The Hamiltonian consists of your favorite on-site disorder potential and the usual hopping term (nn, say). You then apply the above boundary condition to the single-particle eigenfunction in one or more directions. Ignoring what this means for now, this allows you to Taylor expand the eigenvalues [itex]E_i(\alpha) [/itex] and look at the coefficients of higher order terms in [itex]\alpha[/itex]. The deviations from 0 of these coefficients is what you call the phase sensitivity? If that's true, how exactly is this a "measure" of localization? Is the point to extract a dimensionless number (like T/U) and looking for a scaling law? And if not, what happens next?

lalbatros

George Jones,
Physics Monkey,

Would that "0=1" contradiction be a proof that no finite-dimentional matrix could satisfy the commutation relation [tex] \left[ A , B \right] = i \hbar I[/tex] ?

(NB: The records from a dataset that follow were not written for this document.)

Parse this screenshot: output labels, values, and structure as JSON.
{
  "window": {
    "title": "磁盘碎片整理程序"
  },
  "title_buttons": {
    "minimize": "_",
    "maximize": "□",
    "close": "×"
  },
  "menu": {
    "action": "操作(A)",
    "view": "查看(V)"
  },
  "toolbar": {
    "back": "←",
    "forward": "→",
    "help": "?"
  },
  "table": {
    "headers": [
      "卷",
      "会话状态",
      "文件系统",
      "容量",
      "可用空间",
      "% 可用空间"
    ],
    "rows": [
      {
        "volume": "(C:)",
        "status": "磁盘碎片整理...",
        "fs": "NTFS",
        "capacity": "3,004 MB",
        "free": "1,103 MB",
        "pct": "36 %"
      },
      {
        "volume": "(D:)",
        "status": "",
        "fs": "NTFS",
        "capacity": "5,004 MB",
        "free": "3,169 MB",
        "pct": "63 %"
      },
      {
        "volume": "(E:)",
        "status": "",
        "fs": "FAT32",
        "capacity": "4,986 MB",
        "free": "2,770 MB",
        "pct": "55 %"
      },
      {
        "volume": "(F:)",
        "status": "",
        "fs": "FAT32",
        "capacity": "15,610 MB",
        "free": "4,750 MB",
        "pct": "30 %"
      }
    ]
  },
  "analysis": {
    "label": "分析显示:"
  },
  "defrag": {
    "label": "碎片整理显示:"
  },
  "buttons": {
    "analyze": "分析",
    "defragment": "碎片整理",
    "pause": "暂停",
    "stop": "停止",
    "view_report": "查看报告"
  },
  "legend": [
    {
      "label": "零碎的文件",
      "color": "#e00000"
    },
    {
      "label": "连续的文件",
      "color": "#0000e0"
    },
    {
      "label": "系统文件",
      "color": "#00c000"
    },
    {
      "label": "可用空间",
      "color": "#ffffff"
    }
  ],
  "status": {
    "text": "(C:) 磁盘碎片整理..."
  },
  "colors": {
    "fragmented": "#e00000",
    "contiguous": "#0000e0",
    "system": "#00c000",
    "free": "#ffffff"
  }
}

Would it possible to see that easily for two-dimentional matrices?

Michel

Haelfix

The problem is indeed one of domains of definition, its the last step in the sequence that is erroneous. Ask yourselves, what *is* the operator AB or BA and where and what are they defined on?

Most of this is easily demystified if you recall the spectral theorem. For general operators, you usually are confronted not just with discrete or continous spectra, but instead you have that + a bunch of other stuff, often called the residual spectrum. All bets are off when confronted with this, you can't just use naive physicist language of functional analysis in those cases.

mikeu

It does appear to be a proof by contradiction, at least for observables. If A is not Hermitean then [tex]\langle a|A=(A^\dagger|a\rangle)^\dagger\neq (A|a\rangle)^\dagger[/tex], so acting A to the left in the term [tex]\langle a|AB|a\rangle[/tex] doesn't yield [tex]a\langle a|B|a\rangle[/tex], as required to obtain the contradiction 0=1. Your conclusion is correct anyway, it's just not proven by this example (unless I missed something else, it is late...).

For 2D matrices, if A and B are completely arbitrary then

[tex]A=\left(\begin{array}{cc} a & b \\ c & d\end{array}\right),\
B=\left(\begin{array}{cc} w & x \\ y & z\end{array}\right),\
AB-BA=\left(\begin{array}{cc} bz-cy & b(w-x)+y(a-d) \\ c(x-w)+z(d-a) & -(bz-cy)\end{array}\right).[/tex]

Since the 1-1 entry is the negative of the 2-2 entry, this can never be proportional to the identity matrix.